Role of IGF-I in estrogen-receptor positive MCF7 breast cancer cells

Breast cancer arises when the genetic makeup of a normal breast epithelial cell is damaged in a manner that results in uncontrolled proliferation, enhanced survival, and metastasis. Because breast cancer cells are thought to develop from altered breast cells, they often continue to be sensitive to sex steroids such as estrogen and other extracellular signals such as growth factors and extracellular matrix proteins. The insulin-like growth factor (IGF) system has been shown to positively regulate all aspects of the malignant phenotype in breast cancer. The goal of this thesis was to gain a better understanding of how the IGF system interacts with estrogens and extracellular matrix proteins to influence malignant phenotypes in estrogen-receptor positive MCF7 breast cancer cells. The first objective was to identify the mechanism whereby IGF-I regulates estrogen receptoralpha-mediated gene expression in MCF7 breast cancer cells.

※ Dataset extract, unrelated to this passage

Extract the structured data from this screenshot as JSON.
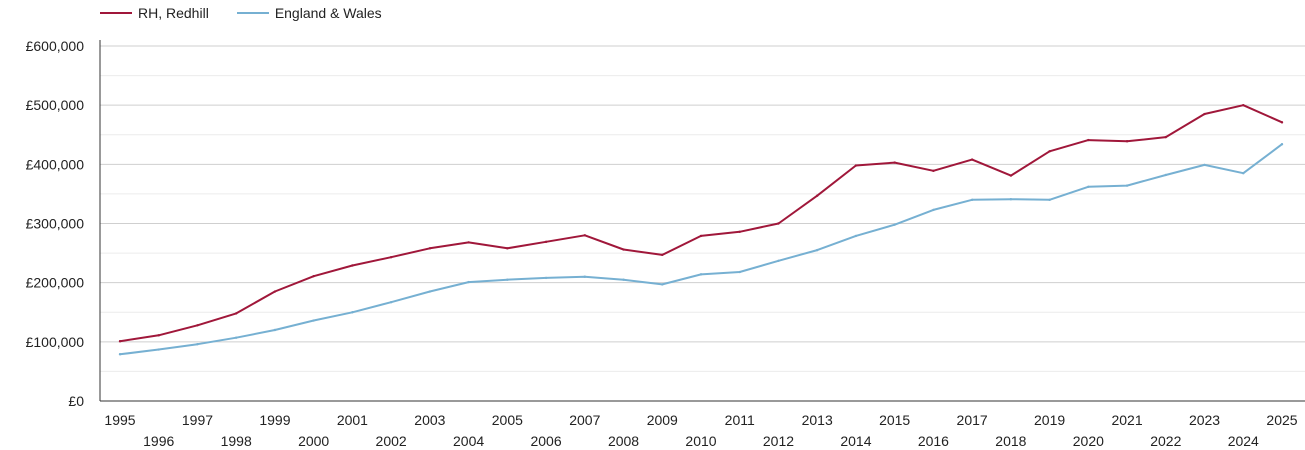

I present evidence suggesting that IGF-I stimulation of the translational apparatus contributes to estrogen-stimulated gene expression and breast cancer growth. The second objective of this thesis was to determine whether ligation of integrins by the extracellular matrix protein fibronectin influenced IGF-I or estrogen biology in MCF7 breast cancer cells. The results indicate that occupancy of integrins by fibronectin is not required for estrogen-stimulated growth, or IGF-I-stimulated growth or survival. This is in contrast to the apparent requirement of integrin ligation by fibronectin for IGF-I-mediated migration in breast cancer cells. Delineation of how other receptor systems interact with the IGF system will allow for the development of more selective, comprehensive cancer therapies that would target all of the key molecules responsible for the malignant phenotype in a given tumor cell.